In 2013, I left the Bay Area and nursing and moved to
Sedona, AZ. I’d fallen in love with its beauty, its serene energy, but this was a BIG decision – I’d been a registered nurse for 34 years and didn’t have a clue what I’d do in Sedona. I just knew I was done with nursing, and I was being drawn to Sedona. I took a leap of faith and moved.
It wasn’t my first leap of faith. In my 20’s, I had an inkling there was more to what I was experiencing in life. This brought me several years later to a meditation master and a life changing experience of living in an ashram in India.
My life there was all about yoga, meditation, eastern philosophy and volunteering as a form of service to the community and ultimately, humanity.
I had beautiful meditation experiences in the ashram: sometimes I’d feel a peace not of this world. Other times I’d be feeling a love so big, it didn’t seem possible to feel that love in my everyday life. But these experiences never lasted. Not only that, the fact is, our conditioned ego-mind loves to compare. Everybody experiences energy differently. I seemed to be predominately kinesthetic (feeling), so I’d feel peace or contentment, but I never had the visions or heard the music so many others described. Immediately, my ego-mind compared, and, just as quickly, negated the very experiences which were bringing me to my Higher Self.

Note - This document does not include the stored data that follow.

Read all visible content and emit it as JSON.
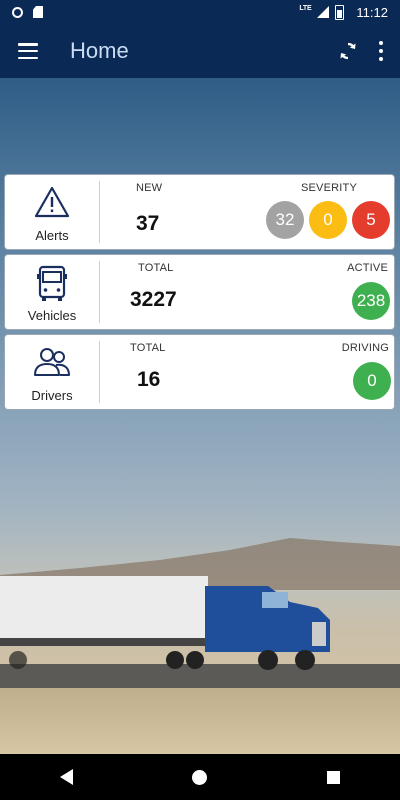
{
  "status_bar": {
    "time": "11:12",
    "network": "LTE"
  },
  "app_bar": {
    "title": "Home"
  },
  "colors": {
    "app_bar": "#0a2a55",
    "severity_low": "#a3a3a3",
    "severity_medium": "#fbbd14",
    "severity_high": "#e53d2d",
    "active_green": "#3fb04f"
  },
  "cards": {
    "alerts": {
      "label": "Alerts",
      "icon": "warning-triangle-icon",
      "new_caption": "NEW",
      "new_value": "37",
      "severity_caption": "SEVERITY",
      "severity": [
        "32",
        "0",
        "5"
      ]
    },
    "vehicles": {
      "label": "Vehicles",
      "icon": "truck-icon",
      "total_caption": "TOTAL",
      "total_value": "3227",
      "active_caption": "ACTIVE",
      "active_value": "238"
    },
    "drivers": {
      "label": "Drivers",
      "icon": "people-icon",
      "total_caption": "TOTAL",
      "total_value": "16",
      "driving_caption": "DRIVING",
      "driving_value": "0"
    }
  }
}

It is a great ruse of the ego-mind to divert our attention in any way possible, so as to keep us in a state of confusion and wanting. This keeps us always seeking and never finding.

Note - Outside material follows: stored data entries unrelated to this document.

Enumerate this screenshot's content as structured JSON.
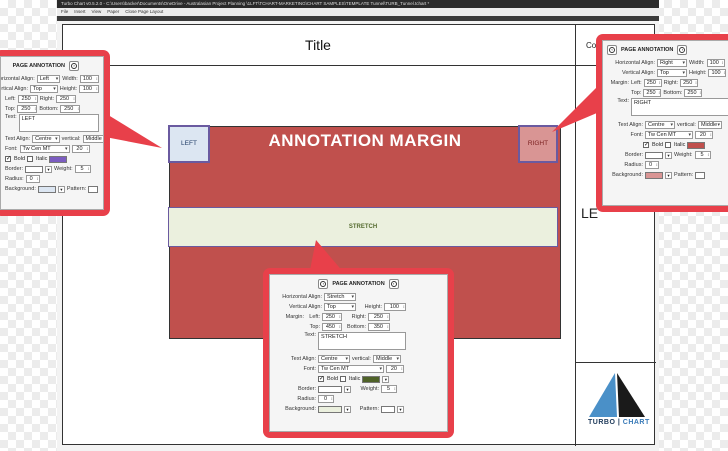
{
  "app": {
    "title": "Turbo Chart v0.5.2.0 - C:\\Users\\backer\\Documents\\OneDrive - Australasian Project Planning \\1LFT\\TCHART-MARKETING\\CHART SAMPLES\\TEMPLATE Tunnel\\TURB_Tunnel.tchart *",
    "menu": [
      "File",
      "Insert",
      "View",
      "Paper",
      "Close Page Layout"
    ]
  },
  "page": {
    "title": "Title",
    "co_text": "Co",
    "le_text": "LE",
    "chart_title": "ANNOTATION MARGIN",
    "stretch_label": "STRETCH",
    "left_label": "LEFT",
    "right_label": "RIGHT",
    "logo": {
      "word1": "TURBO",
      "sep": "|",
      "word2": "CHART"
    },
    "colors": {
      "chart_fill": "#c0504d",
      "stretch_fill": "#ebf0de",
      "left_fill": "#dce6f2",
      "right_fill": "#d99594",
      "callout": "#e8404a"
    }
  },
  "panel_labels": {
    "heading": "PAGE ANNOTATION",
    "h_align": "Horizontal Align:",
    "v_align": "Vertical Align:",
    "width": "Width:",
    "height": "Height:",
    "margin": "Margin:",
    "left": "Left:",
    "right": "Right:",
    "top": "Top:",
    "bottom": "Bottom:",
    "text": "Text:",
    "text_align": "Text Align:",
    "vertical": "vertical:",
    "font": "Font:",
    "bold": "Bold",
    "italic": "Italic",
    "border": "Border:",
    "weight": "Weight:",
    "radius": "Radius:",
    "background": "Background:",
    "pattern": "Pattern:"
  },
  "panel_left": {
    "h_align": "Left",
    "v_align": "Top",
    "width": "100",
    "height": "100",
    "left": "250",
    "right": "250",
    "top": "250",
    "bottom": "250",
    "text": "LEFT",
    "text_align": "Centre",
    "vertical": "Middle",
    "font": "Tw Cen MT",
    "font_size": "20",
    "weight": "5",
    "radius": "0",
    "text_color": "#7b5cc0",
    "background_color": "#dce6f2"
  },
  "panel_right": {
    "h_align": "Right",
    "v_align": "Top",
    "width": "100",
    "height": "100",
    "left": "250",
    "right": "250",
    "top": "250",
    "bottom": "250",
    "text": "RIGHT",
    "text_align": "Centre",
    "vertical": "Middle",
    "font": "Tw Cen MT",
    "font_size": "20",
    "weight": "5",
    "radius": "0",
    "text_color": "#c0504d",
    "background_color": "#d99594"
  },
  "panel_bottom": {
    "h_align": "Stretch",
    "v_align": "Top",
    "height": "100",
    "left": "250",
    "right": "250",
    "top": "450",
    "bottom": "350",
    "text": "STRETCH",
    "text_align": "Centre",
    "vertical": "Middle",
    "font": "Tw Cen MT",
    "font_size": "20",
    "weight": "5",
    "radius": "0",
    "text_color": "#4f6228",
    "background_color": "#ebf0de"
  }
}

I spent a LOT of years thinking something was wrong with my spiritual journey because I wasn’t having ‘other peoples’ experiences. All those other people seemed to be having the best time in meditation – seeing visions for example, or hearing celestial music. Finally, after years of assuming I’d been doing this spiritual path stuff all wrong, I heard a few talks which stopped the confusion.